— Не понимаю. С одной стороны, нет внешних данных для соблюдения Устава. С другой, ты же говоришь, что внутренние связи Устава «хрупкие нити». Культ, ведь, не требования нравственности внутренно необходимые, ибо соответствуют нашему внутреннему складу. Следовательно, культ, не имея ни внешней, ни внутренней поддержки, должен быть чем-то более чем эфемерным—случайным налетом на общественной жизни. Или иное что выходит из твоих слов?
— Да, иное, альтернатива, а не простой выход.
— А именно?
— Выходит, что если культ не имеет источника своего бытия <н)и внутри общественной жизни, ни вне ее, то или он совсем случаен и, стало быть, не может, совсем не может существовать, как величина непременная в бытии общества, или...
— Какое же может быть еще «или»?
— Или сам он есть условие бытия общества, и общество вытекает из культа, а не культ из общества.
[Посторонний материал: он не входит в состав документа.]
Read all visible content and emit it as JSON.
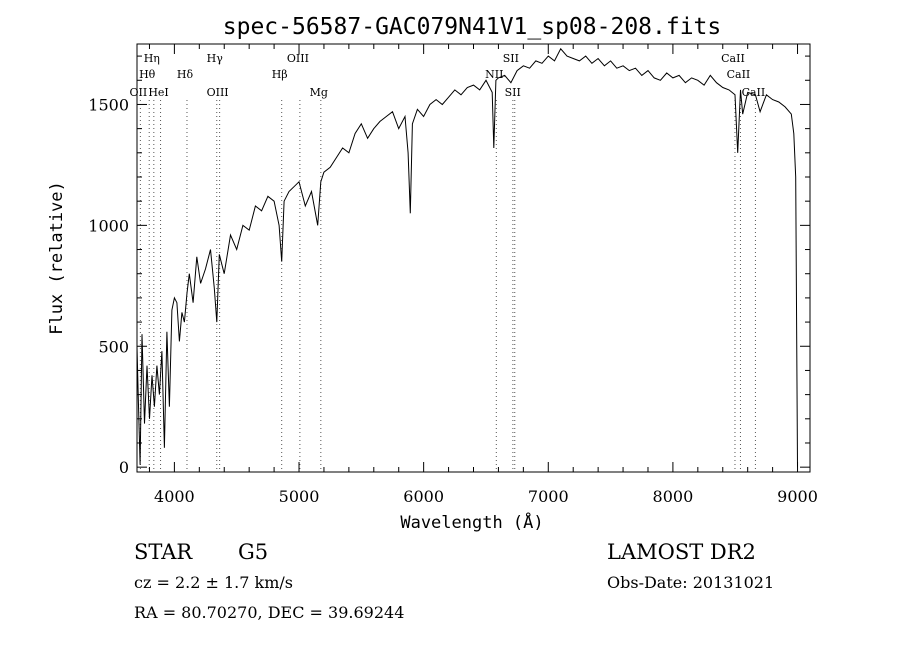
{
  "chart_data": {
    "type": "line",
    "title": "spec-56587-GAC079N41V1_sp08-208.fits",
    "xlabel": "Wavelength (Å)",
    "ylabel": "Flux (relative)",
    "xlim": [
      3700,
      9100
    ],
    "ylim": [
      -20,
      1750
    ],
    "x_ticks": [
      4000,
      5000,
      6000,
      7000,
      8000,
      9000
    ],
    "y_ticks": [
      0,
      500,
      1000,
      1500
    ],
    "grid": false,
    "series": [
      {
        "x": [
          3700,
          3710,
          3725,
          3740,
          3760,
          3780,
          3800,
          3820,
          3840,
          3860,
          3880,
          3900,
          3920,
          3940,
          3960,
          3980,
          4000,
          4020,
          4040,
          4060,
          4080,
          4101,
          4120,
          4150,
          4180,
          4210,
          4250,
          4290,
          4320,
          4340,
          4360,
          4400,
          4450,
          4500,
          4550,
          4600,
          4650,
          4700,
          4750,
          4800,
          4840,
          4861,
          4880,
          4920,
          4960,
          5000,
          5050,
          5100,
          5150,
          5175,
          5200,
          5250,
          5300,
          5350,
          5400,
          5450,
          5500,
          5550,
          5600,
          5650,
          5700,
          5750,
          5800,
          5850,
          5875,
          5893,
          5910,
          5950,
          6000,
          6050,
          6100,
          6150,
          6200,
          6250,
          6300,
          6350,
          6400,
          6450,
          6500,
          6550,
          6563,
          6580,
          6600,
          6650,
          6700,
          6750,
          6800,
          6850,
          6900,
          6950,
          7000,
          7050,
          7100,
          7150,
          7200,
          7250,
          7300,
          7350,
          7400,
          7450,
          7500,
          7550,
          7600,
          7650,
          7700,
          7750,
          7800,
          7850,
          7900,
          7950,
          8000,
          8050,
          8100,
          8150,
          8200,
          8250,
          8300,
          8350,
          8400,
          8450,
          8498,
          8520,
          8542,
          8560,
          8600,
          8662,
          8700,
          8750,
          8800,
          8850,
          8900,
          8950,
          8970,
          8985,
          9000
        ],
        "y": [
          500,
          300,
          10,
          550,
          180,
          420,
          200,
          380,
          250,
          420,
          300,
          480,
          80,
          560,
          250,
          650,
          700,
          680,
          520,
          640,
          600,
          720,
          800,
          680,
          870,
          760,
          820,
          900,
          740,
          600,
          880,
          800,
          960,
          900,
          1000,
          980,
          1080,
          1060,
          1120,
          1100,
          1000,
          850,
          1100,
          1140,
          1160,
          1180,
          1080,
          1140,
          1000,
          1180,
          1220,
          1240,
          1280,
          1320,
          1300,
          1380,
          1420,
          1360,
          1400,
          1430,
          1450,
          1470,
          1400,
          1450,
          1300,
          1050,
          1420,
          1480,
          1450,
          1500,
          1520,
          1500,
          1530,
          1560,
          1540,
          1570,
          1580,
          1560,
          1600,
          1550,
          1320,
          1600,
          1610,
          1620,
          1590,
          1640,
          1660,
          1650,
          1680,
          1670,
          1700,
          1680,
          1730,
          1700,
          1690,
          1680,
          1700,
          1670,
          1690,
          1660,
          1680,
          1650,
          1660,
          1640,
          1650,
          1620,
          1640,
          1610,
          1600,
          1630,
          1610,
          1620,
          1590,
          1610,
          1600,
          1580,
          1620,
          1590,
          1570,
          1560,
          1540,
          1300,
          1560,
          1460,
          1550,
          1540,
          1470,
          1540,
          1520,
          1510,
          1490,
          1460,
          1380,
          1200,
          0
        ]
      }
    ],
    "lines": [
      {
        "name": "Hη",
        "x": 3835
      },
      {
        "name": "Hθ",
        "x": 3798
      },
      {
        "name": "OII",
        "x": 3727
      },
      {
        "name": "HeI",
        "x": 3889
      },
      {
        "name": "Hδ",
        "x": 4101
      },
      {
        "name": "Hγ",
        "x": 4340
      },
      {
        "name": "OIII",
        "x": 4363
      },
      {
        "name": "Hβ",
        "x": 4861
      },
      {
        "name": "OIII",
        "x": 5007
      },
      {
        "name": "Mg",
        "x": 5175
      },
      {
        "name": "NII",
        "x": 6583
      },
      {
        "name": "SII",
        "x": 6716
      },
      {
        "name": "SII",
        "x": 6731
      },
      {
        "name": "CaII",
        "x": 8498
      },
      {
        "name": "CaII",
        "x": 8542
      },
      {
        "name": "CaII",
        "x": 8662
      }
    ]
  },
  "info": {
    "object_type": "STAR",
    "object_class": "G5",
    "survey": "LAMOST DR2",
    "redshift": "cz = 2.2 ± 1.7 km/s",
    "obs_date": "Obs-Date: 20131021",
    "coords": "RA =  80.70270, DEC =  39.69244"
  }
}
— Другими словами, ты хочешь сказать, что культ—трансцендентный в составе общественного бытия, вместе с тем трансцендентален этому составу, как целому?
— Вот именно. Только этою трансцендентальностью культа и может быть объяснена «всеобщность и необходимость» (религиозность) культовых действий. И замечательно, что отрицательный опыт нарушения законов культа («Устава») не только не уничтожает неприкосновенность святыни, но, напротив, укрепляет эту неприкосновенность. Замечательно, как с историей неприкосновенность святынь только усиливается, крепнет, фиксируется, словно в сознании известные прорезы окружаются все плотнеющими рубцами.
— М<ожет> б<ыть>, и впрямь религия есть род психической травмы, которая со временем инкапсулируется и отвердевает?
— Эти трансцендентные места все более отгораживаются от мира. Положена [лежит? ] поперек дороги щепочка—и никто не смеет перешагнуть через нее или отшвырнуть ее ногой,—а всякий сторонится ее, обходит ее. И щепочка все крепнет в своей неподвижности, окружаясь непроницаемым слоем общественного убеждения, зоной священности и делаясь из щепочки бревном, валом, целою крепостью...
— Правда.
— Сравни хотя бы отношение к Св<ятым) Дарам, к прест<>лу к царским вратам, гораздо более боязливое потом, чем раньше.
— Трансцендентное все удаляется из сферы фамилиарности, фамилиарного обращения с ним, а никак не входит в фамилиарное...
— Но разве жизнь не беднеет религией? Разве не происходит секуляризации [обмирщения ]?..
— Чего обмирщения? Религии?—отнюдь нет. Жизни же— да. В том-то и дело, что самое обнищание жизни религией обусловлено именно этим возрастанием священного страха и потому—все большим отделением предметов и явлений, в культ введенных, из области обычного употребления в сферу самозамкнутую.
Подобно тому как у дикарей множество слов исчезает из языка, делаясь табу, так и во всякой религии все новые и новые явления вступают в полу-тень трансцендентности, затем втягиваются туда все более и более и, наконец, вовсе исчезают. Вот, что значит «есмь огнь поядаяй»{975}
— трансцендентизация.— Однако неужели нет обратного процесса? [Нужен ли тут этот вопрос? ] Мне думается, история показывает, что есть и такой,— выпадение явлений и вещей из лона религии, «грехопадение» их, низвержение их, подлинная секуляризация религии.
— Обратный же процесс имманентизации [сюда ли этот ответ?] основан на мистическом ухождении самого человека в сферы трансцендентные,— на мистической погоне за ускользающим объектом—на трансцензе самого человека.—Он ведет к удалению из жизни самого человека: священство, монашество, священные лица...
1914.VII.1. Село Троицкое
Какова функция таинств и вообще культа?
— Таинство и обряд выделяют явление из среды, окружающей его, изолируют его, обособляют от повседневного. Но жизнь течет, как одно целое, расстилается, как ткань многих явлений, из коих ни одно не стоит особняком.
Чтобы обособить волокно этой ткани—надо выдернуть его из целого, надо разорвать повседневные связи явлений, привычные соотношения.
Но явление, так выделенное, есть эстетический феномен. Обособленное есть синоним эстетического. В чем же, тогда, разница между религиозным и эстетическим?
— Эстетическое выделяется ради выделения, и смысл его — именно в деятельности выделения — в надежде > выделения.